Today I kind of feel like I'm waiting for the other shoe to drop. Sean knew how much I did not want him to die before Christmas. How I didn't want Christmas to be forever entangled with Daddy's death. And that man loves me and he loves those boys. He did it for us. I know. So, now what? Does he think somewhere down deep that it's okay now? Because if it's January 10th or January 23rd or February 3rd, it's totally going to be heartbreaking.
Today I'm sad. There is nothing like knowing that this is the last Christmas you will ever sit on the floor and marvel at the joy on your children's faces with your beloved. Who will I look at next year?
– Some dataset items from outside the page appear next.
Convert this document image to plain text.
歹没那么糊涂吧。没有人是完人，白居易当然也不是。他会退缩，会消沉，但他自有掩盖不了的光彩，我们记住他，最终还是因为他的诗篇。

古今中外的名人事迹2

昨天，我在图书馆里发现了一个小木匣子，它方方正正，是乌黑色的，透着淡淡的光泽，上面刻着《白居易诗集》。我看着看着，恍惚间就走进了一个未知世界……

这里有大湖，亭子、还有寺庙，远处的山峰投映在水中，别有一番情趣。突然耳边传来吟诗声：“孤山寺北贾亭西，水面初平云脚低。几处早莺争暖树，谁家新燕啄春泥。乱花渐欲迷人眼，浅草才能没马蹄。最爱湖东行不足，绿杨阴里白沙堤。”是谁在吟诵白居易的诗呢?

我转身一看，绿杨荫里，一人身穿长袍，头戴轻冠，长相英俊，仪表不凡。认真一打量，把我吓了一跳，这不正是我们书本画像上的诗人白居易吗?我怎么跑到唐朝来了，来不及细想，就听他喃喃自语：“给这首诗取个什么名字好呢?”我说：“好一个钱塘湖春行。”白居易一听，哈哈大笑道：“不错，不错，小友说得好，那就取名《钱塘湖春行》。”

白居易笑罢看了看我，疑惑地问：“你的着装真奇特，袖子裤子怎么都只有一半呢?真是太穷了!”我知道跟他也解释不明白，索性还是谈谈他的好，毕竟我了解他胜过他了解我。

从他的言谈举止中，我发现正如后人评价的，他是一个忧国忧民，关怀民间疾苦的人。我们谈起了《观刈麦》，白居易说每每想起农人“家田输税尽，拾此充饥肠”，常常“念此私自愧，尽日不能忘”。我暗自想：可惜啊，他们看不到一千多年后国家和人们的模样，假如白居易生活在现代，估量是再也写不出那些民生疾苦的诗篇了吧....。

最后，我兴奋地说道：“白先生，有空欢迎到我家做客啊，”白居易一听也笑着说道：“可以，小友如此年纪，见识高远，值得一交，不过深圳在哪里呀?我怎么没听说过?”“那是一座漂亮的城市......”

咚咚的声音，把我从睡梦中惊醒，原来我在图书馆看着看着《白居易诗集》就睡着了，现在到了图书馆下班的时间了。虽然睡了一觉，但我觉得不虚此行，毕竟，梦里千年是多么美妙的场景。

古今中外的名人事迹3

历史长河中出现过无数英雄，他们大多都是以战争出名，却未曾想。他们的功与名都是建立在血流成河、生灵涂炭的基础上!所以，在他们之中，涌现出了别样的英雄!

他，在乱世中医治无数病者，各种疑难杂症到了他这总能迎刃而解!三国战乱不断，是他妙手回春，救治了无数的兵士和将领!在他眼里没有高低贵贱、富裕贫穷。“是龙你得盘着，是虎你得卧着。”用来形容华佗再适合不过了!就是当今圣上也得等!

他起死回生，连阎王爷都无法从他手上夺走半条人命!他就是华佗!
Who will sit with me?
So many people want to know, "Jen, how are you doing?" I feel like ripping their faces off sometimes. How do you think I'm doing? I feel like I am choking all the time. I feel like I have not just balls in the air but balls of fire in the air? Who do I pay attention to the most? Is it my dying husband? Is it my oldest boy who is old enough to understand and who will need me more? Is it my little boy whose days are going to be filled with so much confusion and questions? Is it the house so that when the hospice workers and the steady stream of visitors come they won't think we're slobs? Is it myself who feels like I want to climb the walls all the time or who wants to cry all the time? I am falling apart. I can actually feel myself falling apart. And if one more person hugs me, I may just scream.